Layanan penerbitan seperti itu tentu menciderai cita-cita pembentukan Ikapi yang bertujuan untuk meningkatkan fungsi dan peran literasi dalam kehidupan publik dan mengembangkan industri penerbitan buku. Upaya penerbit untuk berkontribusi aktif dalam pendidikan dan peningkatan peradaban bangsa sebagaimana yang dinyatakan Ikapi pada websitenya jelas tidaklah sejalan. Tampaknya Ikapi perlu lebih giat melakukan fungsinya, yaitu sebagai sarana dan pusat komunikasi, informasi, konsultasi, advokasi dan pelatihan untuk industri penerbitan buku di Indonesia.
ADVERTISEMENT
Realitas Penerbitan Buku
Di beberapa kesempatan, ketika melakukan kegiatan sosialisasi dan asistensi penulisan buku, tidak jarang saya mendapati pertanyaan-pertanyaan yang cukup memprihatinkan.

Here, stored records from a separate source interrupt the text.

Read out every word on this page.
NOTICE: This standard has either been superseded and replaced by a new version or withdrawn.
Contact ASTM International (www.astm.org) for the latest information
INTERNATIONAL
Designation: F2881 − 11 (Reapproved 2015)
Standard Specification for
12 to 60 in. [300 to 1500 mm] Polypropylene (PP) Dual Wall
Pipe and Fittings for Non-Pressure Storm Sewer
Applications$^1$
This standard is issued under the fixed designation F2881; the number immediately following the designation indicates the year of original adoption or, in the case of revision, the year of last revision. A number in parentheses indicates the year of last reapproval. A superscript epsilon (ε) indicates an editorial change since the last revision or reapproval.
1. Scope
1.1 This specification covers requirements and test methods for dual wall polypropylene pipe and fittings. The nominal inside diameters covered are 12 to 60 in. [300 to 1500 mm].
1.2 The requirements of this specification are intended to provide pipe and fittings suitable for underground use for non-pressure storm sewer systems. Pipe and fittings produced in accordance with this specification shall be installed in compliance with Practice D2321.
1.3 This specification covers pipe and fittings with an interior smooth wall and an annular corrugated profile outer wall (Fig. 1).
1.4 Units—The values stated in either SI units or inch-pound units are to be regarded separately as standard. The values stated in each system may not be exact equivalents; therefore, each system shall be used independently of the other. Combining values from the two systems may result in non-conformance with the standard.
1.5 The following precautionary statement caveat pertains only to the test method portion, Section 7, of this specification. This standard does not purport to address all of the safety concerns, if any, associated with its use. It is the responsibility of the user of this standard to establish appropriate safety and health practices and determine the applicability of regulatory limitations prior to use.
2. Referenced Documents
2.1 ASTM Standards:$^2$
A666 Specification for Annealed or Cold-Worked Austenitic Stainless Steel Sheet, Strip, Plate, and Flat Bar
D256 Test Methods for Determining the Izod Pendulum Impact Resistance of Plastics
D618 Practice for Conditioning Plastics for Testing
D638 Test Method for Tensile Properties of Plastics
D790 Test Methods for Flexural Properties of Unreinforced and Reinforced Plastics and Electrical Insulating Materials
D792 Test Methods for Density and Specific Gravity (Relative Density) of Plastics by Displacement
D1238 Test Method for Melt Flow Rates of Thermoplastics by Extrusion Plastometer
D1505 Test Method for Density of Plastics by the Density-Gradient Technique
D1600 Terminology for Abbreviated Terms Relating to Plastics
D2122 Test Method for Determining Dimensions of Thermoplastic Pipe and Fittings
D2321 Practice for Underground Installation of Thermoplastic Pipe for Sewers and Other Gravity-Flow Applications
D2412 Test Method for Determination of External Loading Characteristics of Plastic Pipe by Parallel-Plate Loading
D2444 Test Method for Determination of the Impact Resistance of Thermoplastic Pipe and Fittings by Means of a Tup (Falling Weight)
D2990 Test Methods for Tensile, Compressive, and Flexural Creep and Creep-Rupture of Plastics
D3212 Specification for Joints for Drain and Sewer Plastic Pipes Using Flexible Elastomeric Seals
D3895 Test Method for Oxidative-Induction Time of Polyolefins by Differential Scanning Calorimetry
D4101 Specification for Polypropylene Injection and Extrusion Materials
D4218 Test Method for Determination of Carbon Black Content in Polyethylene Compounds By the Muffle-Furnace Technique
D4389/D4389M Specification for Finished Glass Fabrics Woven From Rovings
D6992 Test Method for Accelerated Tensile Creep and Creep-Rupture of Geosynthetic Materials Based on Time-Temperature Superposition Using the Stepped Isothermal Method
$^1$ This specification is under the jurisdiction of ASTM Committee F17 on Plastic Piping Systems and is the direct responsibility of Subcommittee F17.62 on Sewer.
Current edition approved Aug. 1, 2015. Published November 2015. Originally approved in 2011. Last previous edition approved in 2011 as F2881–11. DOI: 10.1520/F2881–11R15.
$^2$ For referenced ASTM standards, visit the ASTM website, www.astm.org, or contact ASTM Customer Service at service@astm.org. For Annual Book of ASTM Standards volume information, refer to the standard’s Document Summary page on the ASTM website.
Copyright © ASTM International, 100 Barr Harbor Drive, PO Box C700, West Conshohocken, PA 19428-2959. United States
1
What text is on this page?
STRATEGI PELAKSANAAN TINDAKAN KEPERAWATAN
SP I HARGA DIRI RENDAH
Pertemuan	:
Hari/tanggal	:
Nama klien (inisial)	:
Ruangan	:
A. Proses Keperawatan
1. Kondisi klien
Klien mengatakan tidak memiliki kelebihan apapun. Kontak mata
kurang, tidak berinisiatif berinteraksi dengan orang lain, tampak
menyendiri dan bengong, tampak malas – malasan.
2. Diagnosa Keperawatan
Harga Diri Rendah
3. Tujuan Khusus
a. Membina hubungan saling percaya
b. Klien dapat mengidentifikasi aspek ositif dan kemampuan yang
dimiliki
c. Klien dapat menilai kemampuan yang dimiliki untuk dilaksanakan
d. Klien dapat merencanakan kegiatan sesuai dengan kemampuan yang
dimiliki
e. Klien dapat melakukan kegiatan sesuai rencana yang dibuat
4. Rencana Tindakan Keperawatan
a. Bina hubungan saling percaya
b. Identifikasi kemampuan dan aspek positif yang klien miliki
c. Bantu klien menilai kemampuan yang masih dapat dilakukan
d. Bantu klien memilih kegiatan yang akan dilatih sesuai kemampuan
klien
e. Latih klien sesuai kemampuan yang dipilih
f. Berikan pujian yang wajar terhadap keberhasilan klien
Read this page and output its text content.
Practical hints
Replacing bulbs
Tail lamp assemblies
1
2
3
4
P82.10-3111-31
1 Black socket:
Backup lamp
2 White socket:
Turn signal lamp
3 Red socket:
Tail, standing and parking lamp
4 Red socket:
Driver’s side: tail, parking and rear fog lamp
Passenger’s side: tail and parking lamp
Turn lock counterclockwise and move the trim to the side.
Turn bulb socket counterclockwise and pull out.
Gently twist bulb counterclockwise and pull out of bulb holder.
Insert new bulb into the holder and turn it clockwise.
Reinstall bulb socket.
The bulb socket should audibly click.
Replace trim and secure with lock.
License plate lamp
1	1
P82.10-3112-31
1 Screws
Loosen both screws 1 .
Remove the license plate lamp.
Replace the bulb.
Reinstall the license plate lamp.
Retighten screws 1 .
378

Pasalnya, banyak penulis yang notabene dosen dan peneliti memiliki karya yang diterbitkan dengan jumlah sangat terbatas, bahkan ada yang hanya satu eksemplar. “Saya telah menerbitkan buku, namun hanya cetak terbatas sejumlah 5 eksemplar, dapatkan buku tersebut saya terbitkan kembali dalam versi elektronik agar dapat dimanfaatkan?” Ada juga kasus pertanyaan ini: “Bagaimana cara agar buku saya tersedia secara online? Buku saya hanya diterbitkan 1 eksemplar, dan penerbit berjanji akan mendistribusikan secara online namun sudah satu tahun tidak kunjung ada?”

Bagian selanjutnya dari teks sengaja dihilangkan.